Le jugement sera donc confirmé de ce chef.
- Sur la majoration liée à la terrasse
En application de l'article R. 145-4 du code de commerce, il convient de tenir compte de l'avantage constitué par la présence d'une terrasse bordant l'établissement et donnant sur la [Adresse 1], cet avantage accroissant de manière notable la surface de réception de la clientèle, la visibilité et l'attractivité de l'établissement.
Dans l'appréciation de cet avantage, il convient toutefois de tenir compte du fait que la terrasse, qui augmente de 30 couverts la capacité de l'établissement, donne principalement sur la [Adresse 1], de moindre attractivité, dans un environnement extérieur bruyant, conduisant ainsi à fixer en conséquence à 5 % la majoration résultant de la terrasse, et de confirmer en conséquence le jugement de ce chef et débouter la SCI Laffitte Pierre sollicitant qu'elle soit portée à 10 %.
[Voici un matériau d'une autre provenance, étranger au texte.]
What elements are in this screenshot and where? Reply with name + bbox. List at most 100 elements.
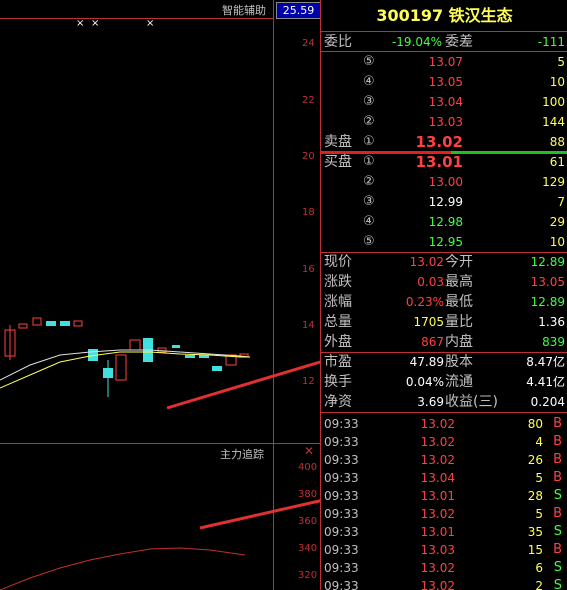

En conséquence, le jugement entrepris sera confirmé en ce qu'il a fixé le loyer renouvelé minimum garanti à la charge de la SNC Café Au Départ à compter du 1er janvier 2018 à la somme de 91.610 € HT/HC résultant du calcul suivant :(78,59 m²P x 1.200 € soit 94.308 € - 2.697,95 € - 4.715,40 € + 4.715 €).
2. Sur les intérêts
En vertu du nouvel article 1231-6 et 1231-7du code civil, le premier juge doit être approuvé d'avoir fait partir le cours des intérêts à compter du 24 décembre 2018, date de l'assignation introductive d'instance, faute de mise en demeure antérieure.
Dès lors, le jugement sera confirmé en ce qu'il a fait courir les intérêts sur le différentiel entre le loyer effectivement acquitté et le loyer finalement dû à compter du 24 décembre 2018, puis au fur et à mesure des échéances échues.
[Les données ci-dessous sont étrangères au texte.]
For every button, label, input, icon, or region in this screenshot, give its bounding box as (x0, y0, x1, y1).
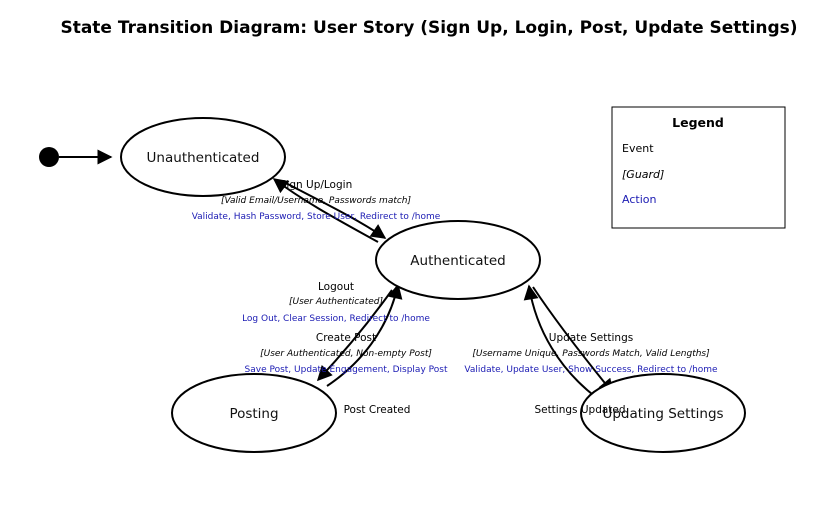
action-text: Validate, Update User, Show Success, Red… (464, 365, 718, 375)
initial-state-dot (39, 147, 59, 167)
legend: Legend Event [Guard] Action (611, 106, 786, 229)
action-text: Save Post, Update Engagement, Display Po… (245, 365, 448, 375)
event-text: Sign Up/Login (280, 179, 352, 191)
legend-guard: [Guard] (622, 168, 664, 181)
label-update-settings: Update Settings [Username Unique, Passwo… (464, 332, 718, 375)
legend-action: Action (622, 193, 656, 206)
guard-text: [User Authenticated, Non-empty Post] (260, 349, 432, 359)
guard-text: [Valid Email/Username, Passwords match] (221, 196, 412, 206)
action-text: Log Out, Clear Session, Redirect to /hom… (242, 314, 430, 324)
action-text: Validate, Hash Password, Store User, Red… (192, 212, 441, 222)
state-label: Unauthenticated (147, 150, 260, 166)
state-label: Authenticated (410, 253, 505, 269)
state-diagram: Unauthenticated Authenticated Posting Si… (39, 106, 786, 453)
label-post-created: Post Created (344, 404, 411, 416)
state-unauthenticated: Unauthenticated (120, 117, 286, 197)
state-posting: Posting (171, 373, 337, 453)
legend-title: Legend (672, 115, 724, 130)
event-text: Post Created (344, 404, 411, 416)
guard-text: [User Authenticated] (289, 297, 383, 307)
event-text: Logout (318, 281, 354, 293)
event-text: Create Post (316, 332, 376, 344)
state-label: Posting (229, 406, 278, 422)
legend-event: Event (622, 142, 654, 155)
state-label-updating-settings: Updating Settings (602, 406, 723, 422)
event-text: Update Settings (549, 332, 633, 344)
state-authenticated: Authenticated (375, 220, 541, 300)
label-create-post: Create Post [User Authenticated, Non-emp… (245, 332, 448, 375)
guard-text: [Username Unique, Passwords Match, Valid… (472, 349, 710, 359)
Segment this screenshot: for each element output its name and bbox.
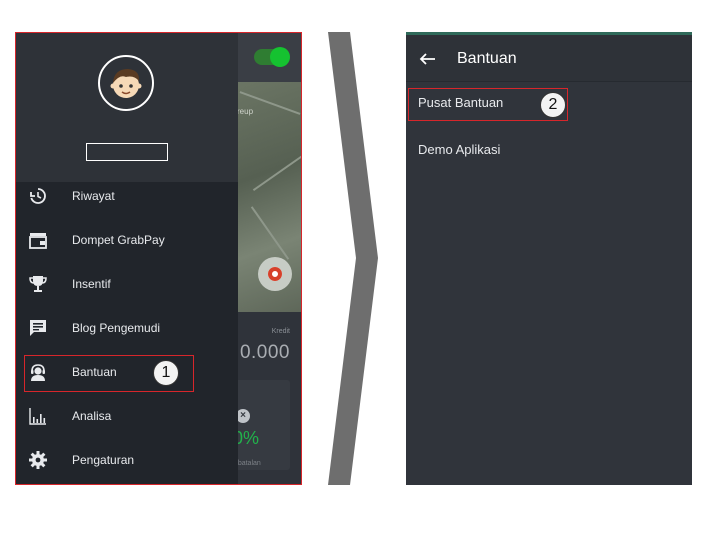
bantuan-highlight: 1 bbox=[24, 355, 194, 392]
page-title: Bantuan bbox=[457, 50, 517, 67]
menu-label: Analisa bbox=[72, 409, 112, 423]
drawer-header bbox=[15, 32, 238, 182]
earnings-panel: Kredit 0.000 × 0% mbatalan bbox=[232, 312, 302, 485]
help-item-demo-aplikasi[interactable]: Demo Aplikasi bbox=[418, 142, 500, 157]
background-app: reup Kredit 0.000 × 0% mbatalan bbox=[232, 32, 302, 485]
blog-icon bbox=[30, 320, 46, 336]
close-icon: × bbox=[236, 409, 250, 423]
step-2-badge: 2 bbox=[540, 92, 566, 118]
map-place-label: reup bbox=[237, 107, 254, 116]
menu-label: Pengaturan bbox=[72, 453, 135, 467]
map-road bbox=[252, 154, 302, 192]
menu-label: Dompet GrabPay bbox=[72, 233, 165, 247]
menu-item-analisa[interactable]: Analisa bbox=[15, 395, 238, 439]
kredit-label: Kredit bbox=[271, 328, 290, 335]
step-1-badge: 1 bbox=[153, 360, 179, 386]
toggle-knob bbox=[270, 47, 290, 67]
driver-name bbox=[86, 143, 168, 161]
kredit-amount: 0.000 bbox=[239, 342, 290, 363]
menu-item-riwayat[interactable]: Riwayat bbox=[15, 175, 238, 219]
next-step-chevron-icon bbox=[328, 32, 378, 485]
menu-label: Blog Pengemudi bbox=[72, 321, 161, 335]
menu-label: Riwayat bbox=[72, 189, 115, 203]
app-bar: Bantuan bbox=[406, 32, 692, 82]
history-icon bbox=[30, 188, 46, 204]
menu-item-dompet-grabpay[interactable]: Dompet GrabPay bbox=[15, 219, 238, 263]
locate-me-button[interactable] bbox=[258, 257, 292, 291]
menu-label: Insentif bbox=[72, 277, 111, 291]
left-screenshot: reup Kredit 0.000 × 0% mbatalan Riwayat … bbox=[15, 32, 302, 485]
menu-item-blog-pengemudi[interactable]: Blog Pengemudi bbox=[15, 307, 238, 351]
background-topbar bbox=[238, 32, 302, 82]
avatar-face-icon bbox=[110, 69, 142, 98]
wallet-icon bbox=[29, 233, 47, 249]
navigation-drawer: Riwayat Dompet GrabPay Insentif Blog Pen… bbox=[15, 32, 238, 485]
gear-icon bbox=[29, 451, 47, 469]
right-screenshot: Bantuan 2 Pusat Bantuan Demo Aplikasi bbox=[406, 32, 692, 485]
map-road bbox=[250, 206, 290, 260]
trophy-icon bbox=[29, 276, 47, 292]
bar-chart-icon bbox=[29, 408, 46, 425]
online-toggle[interactable] bbox=[254, 47, 290, 67]
menu-item-insentif[interactable]: Insentif bbox=[15, 263, 238, 307]
cancellation-card: × 0% mbatalan bbox=[232, 380, 290, 470]
back-arrow-icon[interactable] bbox=[418, 49, 438, 69]
driver-avatar[interactable] bbox=[98, 55, 154, 111]
help-item-pusat-bantuan[interactable]: Pusat Bantuan bbox=[418, 95, 503, 110]
menu-item-pengaturan[interactable]: Pengaturan bbox=[15, 439, 238, 483]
3. Sur les demandes accessoires
Chaque partie succombant en son appel principal ou incident, conservera ses dépens d'appel, les dépens de première instance restant répartis ainsi que décidé par le premier juge.
En outre, il n'apparaît pas inéquitable de débouter les parties de leurs demandes respectives au titre de l'article 700 du code de procédure civile.
PAR CES MOTIFS
LA COUR, statuant publiquement, par mise à disposition au greffe, par arrêt contradictoire rendu en dernier ressort ;
Confirme le jugement rendu le 17 mai 2022 par le Tribunal judiciaire de Paris sous le n° RG 19/245 en toutes ses dispositions ;
Y ajoutant,
Déboute les parties de leurs autres demandes ;
Déboute les parties de leurs demandes sur le fondement des dispositions de l'article 700 du code de procédure civile ;
Dit que chaque partie conservera la charge de ses dépens d'appel.